Lula malufou para Maluf lular
Há nos afagos entre o ex-governador
Paulo Maluf (PP-SP) e o ex-presidente Luiz Inácio Lula da Silva (PT-SP), sob os
olhares embevecidos de Fernando Haddad, mais filustria do que possa perceber
nossa vã filosofia. Mas, por incrível que pareça, há também muita sintonia. Ou,
como reza o título do romance famoso de Goethe, Afinidades eletivas. Como? - perguntará o leigo desabituado aos vaivéns da
política, que o ex-governador de Minas e banqueiro Magalhães Pinto comparava
com a mutação das imagens formadas pelas nuvens no céu. Ele mesmo comprovou sua
metáfora fundando o PP com seu principal adversário mineiro, Tancredo Neves -
um, ex-UDN, outro, ex-PSD -, aparentemente inconciliáveis. Os mais ingênuos
dirão que não há traços ideológicos comuns entre o PT de Lula e o PP atual, que
conta entre seus mais fortes dirigentes com um sobrinho do presidente que foi
sem nunca ter sido, como a Viúva Porcina, Francisco Dornelles, também
aparentado do caudilho gaúcho Getúlio Dornelles Vargas. Ora, ora, mas quem está
interessado em ideias? Na política contemporânea contam cargos na máquina
administrativa pública e segundos no horário da propaganda eleitoral gratuita
no rádio e na TV. O PP ficou com um cargo; o PT, com mais 95 segundos para
vender seu peixe fora d'água ao eleitorado escaldado, como sempre o foi o
paulistano.
Maluf nunca deixou de ser o que dele
dizia Lula nos tempos em que encarnava o furibundo João Ferrador, personagem
das greves do ABC lideradas por ele nos jornais dos metalúrgicos nos anos 70 e
80 do século 20: um "filhote da ditadura". Prefeito nomeado pelos
militares para administrar a maior cidade do País, o ricaço descendente de
libaneses ganhou de seus admiradores a imagem do realizador, tocador de obras.

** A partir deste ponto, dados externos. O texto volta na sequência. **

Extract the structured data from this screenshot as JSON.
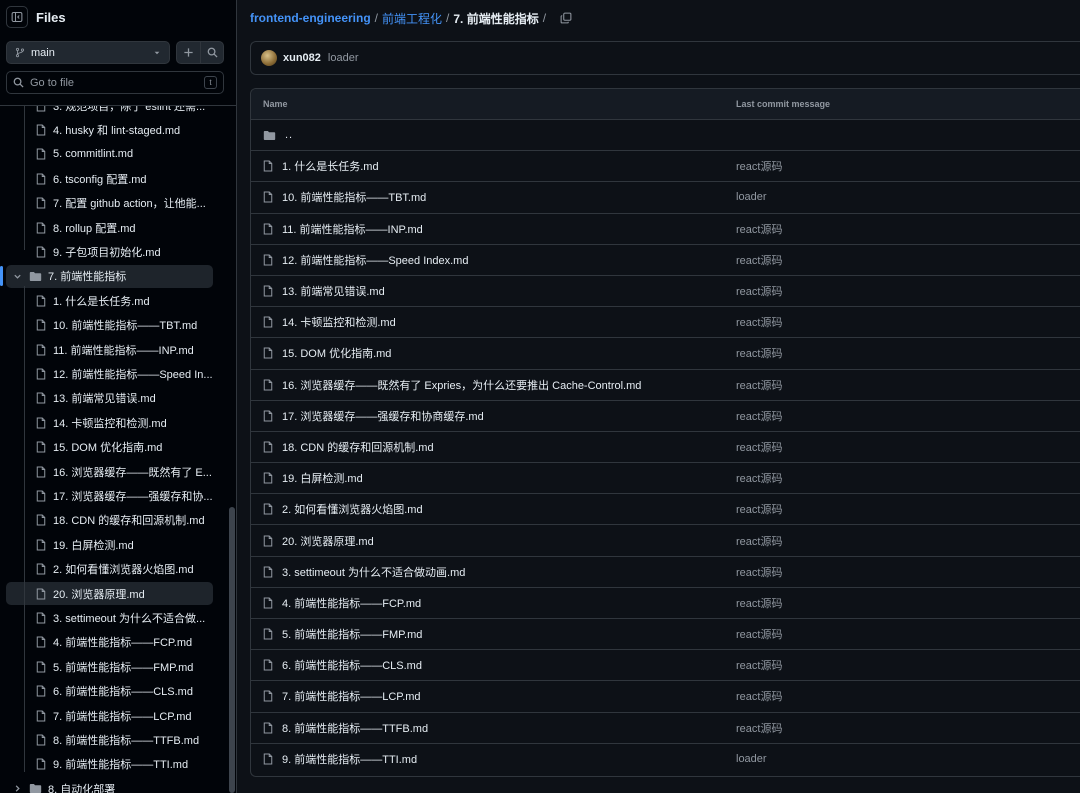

O símbolo desse gestor que faz mais é o horrendo Minhocão, sem o qual hoje o
trânsito paulistano não fluiria. Seus detratores, entre os quais os petistas
que estão no poder federal e os tucanos que governam o maior Estado da
Federação, o rotularam como símbolo da malversação do ensebado dinheiro do Zé
Mané, que paga impostos e quase nada recebe em troca do Estado. Essa moeda de
duas faces, não necessariamente excludentes nem sequer opostas, poderia ter a
inscrição "rouba, mas faz" do velho Adhemar.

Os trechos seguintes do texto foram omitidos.